It is always preferred that 2 sides resolve their issues on their own. But as history has shown us. When 1 side is much bigger than the other, the bigger companies know that the indys and SB's do not have the resources to challenge them, which means they now its their way or no way. Third party resolution is the neutralizer. Its the thing that could make talks between the 2 sides more productive. This is why I would support initiatives to bring binding third party resolution into this industry.


----------



## Gypsos (Apr 30, 2012)

Wannabe said:


> I think an apology is in order.


Yep. We need to keep our big boy pants on here and treat each other with respect, especially when we disagree.


----------



## GTX63 (Apr 12, 2012)

What do the Nationals currently stand to gain thru 3rd party mediation?

The short of it is this, Pro organization/union/outside intervention will only take place after the fact, via legislation or the courts.


----------



## Cleanupman (Nov 23, 2012)

GTX63 said:


> What do the Nationals currently stand to gain thru 3rd party mediation?
> 
> The short of it is this, Pro organization/union/outside intervention will only take place after the fact, via legislation or the courts.


Unfortunately that is the drawback...

What actually worries me is that when any organization is willing to step in and help organize labor that proverbial red flag goes up the mast real fast and other agencies start looking at the industry...IRS...UEID etc...
let's face it...the PPI generates TRILLIONS of dollars and there is a tax base not currently being exploited for Obamacare...
That's what worries me more than conflict resolution....
However, I do believe the PPI needs better organization....hard to do when you have 95% of the employees in the industry thinking they are businesses...


----------



## Trey9007 (Nov 20, 2013)

GTX63 said:


> What do the Nationals currently stand to gain thru 3rd party mediation?
> 
> The short of it is this, Pro organization/union/outside intervention will only take place after the fact, via legislation or the courts.
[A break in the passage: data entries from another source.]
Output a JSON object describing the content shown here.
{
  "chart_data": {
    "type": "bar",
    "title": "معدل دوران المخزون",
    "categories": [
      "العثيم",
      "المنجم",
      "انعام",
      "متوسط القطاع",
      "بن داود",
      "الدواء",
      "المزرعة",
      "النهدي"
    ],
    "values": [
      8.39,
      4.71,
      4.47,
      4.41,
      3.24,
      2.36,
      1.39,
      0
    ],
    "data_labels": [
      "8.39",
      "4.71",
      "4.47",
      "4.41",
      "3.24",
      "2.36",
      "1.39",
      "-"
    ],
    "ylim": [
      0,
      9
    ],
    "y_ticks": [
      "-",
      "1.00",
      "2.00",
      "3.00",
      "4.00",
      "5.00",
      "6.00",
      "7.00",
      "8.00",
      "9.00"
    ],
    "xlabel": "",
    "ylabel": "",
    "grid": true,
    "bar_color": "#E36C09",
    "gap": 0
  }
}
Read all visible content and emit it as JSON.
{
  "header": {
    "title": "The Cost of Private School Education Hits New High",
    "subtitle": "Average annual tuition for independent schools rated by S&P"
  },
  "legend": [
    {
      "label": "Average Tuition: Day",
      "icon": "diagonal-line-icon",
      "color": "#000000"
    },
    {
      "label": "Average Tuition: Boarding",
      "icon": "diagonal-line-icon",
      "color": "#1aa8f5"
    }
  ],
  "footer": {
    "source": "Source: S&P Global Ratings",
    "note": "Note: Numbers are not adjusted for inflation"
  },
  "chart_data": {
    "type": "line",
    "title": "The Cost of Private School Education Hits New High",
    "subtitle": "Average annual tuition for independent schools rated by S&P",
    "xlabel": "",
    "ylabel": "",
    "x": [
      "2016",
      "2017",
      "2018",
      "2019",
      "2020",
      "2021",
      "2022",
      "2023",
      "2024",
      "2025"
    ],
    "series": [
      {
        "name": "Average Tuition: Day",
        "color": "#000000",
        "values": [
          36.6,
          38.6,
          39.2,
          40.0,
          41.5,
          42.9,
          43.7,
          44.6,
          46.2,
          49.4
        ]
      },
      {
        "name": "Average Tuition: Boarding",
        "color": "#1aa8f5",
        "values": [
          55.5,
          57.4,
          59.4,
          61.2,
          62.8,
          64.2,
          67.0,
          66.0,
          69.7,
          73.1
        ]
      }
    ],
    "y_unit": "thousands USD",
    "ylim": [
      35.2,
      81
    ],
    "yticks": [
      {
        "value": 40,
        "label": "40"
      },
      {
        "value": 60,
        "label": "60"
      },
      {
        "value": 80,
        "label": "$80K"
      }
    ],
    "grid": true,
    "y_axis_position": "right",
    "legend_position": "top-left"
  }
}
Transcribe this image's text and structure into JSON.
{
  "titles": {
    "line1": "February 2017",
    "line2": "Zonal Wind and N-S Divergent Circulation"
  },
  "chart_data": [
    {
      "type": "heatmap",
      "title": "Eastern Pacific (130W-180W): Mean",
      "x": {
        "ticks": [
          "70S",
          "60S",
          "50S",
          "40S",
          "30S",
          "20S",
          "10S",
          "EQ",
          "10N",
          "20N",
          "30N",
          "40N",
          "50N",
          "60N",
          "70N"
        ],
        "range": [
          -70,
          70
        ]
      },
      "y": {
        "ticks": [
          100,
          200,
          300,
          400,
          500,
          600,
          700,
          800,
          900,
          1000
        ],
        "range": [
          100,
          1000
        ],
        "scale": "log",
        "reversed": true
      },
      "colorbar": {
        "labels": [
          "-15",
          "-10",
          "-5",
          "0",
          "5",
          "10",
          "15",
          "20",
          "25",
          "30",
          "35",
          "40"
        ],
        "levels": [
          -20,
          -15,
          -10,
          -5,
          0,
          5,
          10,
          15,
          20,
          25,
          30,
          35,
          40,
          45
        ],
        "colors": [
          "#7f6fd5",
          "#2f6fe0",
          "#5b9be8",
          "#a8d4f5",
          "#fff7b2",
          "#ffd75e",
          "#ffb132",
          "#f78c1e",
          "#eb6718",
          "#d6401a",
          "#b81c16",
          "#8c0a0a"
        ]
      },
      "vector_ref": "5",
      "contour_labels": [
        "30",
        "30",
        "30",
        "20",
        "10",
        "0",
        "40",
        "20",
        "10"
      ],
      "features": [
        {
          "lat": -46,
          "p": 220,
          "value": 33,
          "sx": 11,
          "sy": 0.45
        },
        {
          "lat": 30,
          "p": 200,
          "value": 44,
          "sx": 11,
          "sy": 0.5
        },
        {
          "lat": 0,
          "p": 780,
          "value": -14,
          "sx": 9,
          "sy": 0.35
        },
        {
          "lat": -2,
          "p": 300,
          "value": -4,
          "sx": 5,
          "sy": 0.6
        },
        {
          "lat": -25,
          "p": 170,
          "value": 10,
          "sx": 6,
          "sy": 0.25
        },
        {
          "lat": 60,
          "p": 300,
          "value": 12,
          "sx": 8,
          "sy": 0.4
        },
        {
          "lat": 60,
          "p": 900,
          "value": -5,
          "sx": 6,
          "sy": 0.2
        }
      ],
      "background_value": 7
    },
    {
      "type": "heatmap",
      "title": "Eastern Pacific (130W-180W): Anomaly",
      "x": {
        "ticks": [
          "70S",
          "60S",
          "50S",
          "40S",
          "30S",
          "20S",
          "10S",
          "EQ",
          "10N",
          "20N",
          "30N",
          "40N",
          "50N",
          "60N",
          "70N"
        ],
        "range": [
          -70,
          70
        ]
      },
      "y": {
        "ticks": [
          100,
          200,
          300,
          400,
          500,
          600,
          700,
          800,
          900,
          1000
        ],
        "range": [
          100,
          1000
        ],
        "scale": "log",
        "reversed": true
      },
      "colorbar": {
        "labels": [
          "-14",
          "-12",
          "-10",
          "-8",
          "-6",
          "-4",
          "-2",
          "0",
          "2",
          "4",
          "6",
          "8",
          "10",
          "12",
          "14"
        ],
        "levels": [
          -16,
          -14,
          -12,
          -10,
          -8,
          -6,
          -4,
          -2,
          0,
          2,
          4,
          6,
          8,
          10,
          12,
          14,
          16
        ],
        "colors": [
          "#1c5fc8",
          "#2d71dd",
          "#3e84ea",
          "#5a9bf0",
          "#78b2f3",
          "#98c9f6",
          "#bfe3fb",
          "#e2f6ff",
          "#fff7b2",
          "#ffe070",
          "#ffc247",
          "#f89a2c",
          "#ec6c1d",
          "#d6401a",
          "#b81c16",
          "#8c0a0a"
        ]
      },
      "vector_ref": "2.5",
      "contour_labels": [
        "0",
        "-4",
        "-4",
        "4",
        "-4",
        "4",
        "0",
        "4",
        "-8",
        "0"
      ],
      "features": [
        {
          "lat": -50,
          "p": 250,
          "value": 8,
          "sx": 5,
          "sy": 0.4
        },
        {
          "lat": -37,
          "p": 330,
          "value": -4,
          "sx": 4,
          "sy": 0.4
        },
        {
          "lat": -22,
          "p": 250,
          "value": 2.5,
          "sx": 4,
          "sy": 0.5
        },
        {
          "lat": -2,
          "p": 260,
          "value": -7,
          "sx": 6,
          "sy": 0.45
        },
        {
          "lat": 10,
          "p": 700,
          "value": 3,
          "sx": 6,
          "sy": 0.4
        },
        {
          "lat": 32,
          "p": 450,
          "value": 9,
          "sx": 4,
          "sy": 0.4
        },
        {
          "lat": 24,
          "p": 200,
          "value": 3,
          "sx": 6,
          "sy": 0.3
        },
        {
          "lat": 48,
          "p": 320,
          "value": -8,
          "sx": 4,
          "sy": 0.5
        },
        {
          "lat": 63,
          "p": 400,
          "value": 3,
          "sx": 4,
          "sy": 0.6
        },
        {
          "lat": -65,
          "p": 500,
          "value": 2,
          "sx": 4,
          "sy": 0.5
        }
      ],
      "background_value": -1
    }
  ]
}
One thing that needs to be pointed out is that labor unions are not 3rd partys. The union is you/us. Unions aren't people you hire and they do work for you. The union would be the same people here today. But with new powers. Labor organizations provide the resources workers need to achieve the goal of bargaining a good contract. IF things are to ever take a turn for the better, unionizing is one of a few options folks have.


----------



## Trey9007 (Nov 20, 2013)

Cleanupman said:


> Unfortunately that is the drawback...
> 
> What actually worries me is that when any organization is willing to step in and help organize labor that proverbial red flag goes up the mast real fast and other agencies start looking at the industry...IRS...UEID etc...
> let's face it...the PPI generates TRILLIONS of dollars and there is a tax base not currently being exploited for Obamacare...
> ...



Ain't that the truth. People who often: don't set their own prices, can't pay their subs until they get paid, don't have signed copies of the contracts they work under, .......are stuck on the idea that they are a business.

I call this group of people "the legal illegals". Legal citizens but are working illegally. They usually cause the same problems as the illegal allien/undocumented worker. The wages in their industrys usually trend down, and their working conditions are usually substandard, when compared to the average American worker. If you notice, the legal illegal only compares themselves to burger flippers, when making the argument 'for' their industry. Never do they compare themselves to similar trades or industries.

The legal illegal usually gets paid no overtime, has no WC coverage (unless he buys it himself), no PTO, no nothing. All in the name of calling themselves a business. Meanwhile wages continue to fall while requirements go up. In many cases people are usually paying for honor of calling themselves a company, when you compare them to W2 workers doing the same kind of work.

There's very little difference between the legal illegal, and the illegal worker. Both allow companies to create 2nd class workers (in regards to wages and working condition), which is not a good thing for ANY industry.


----------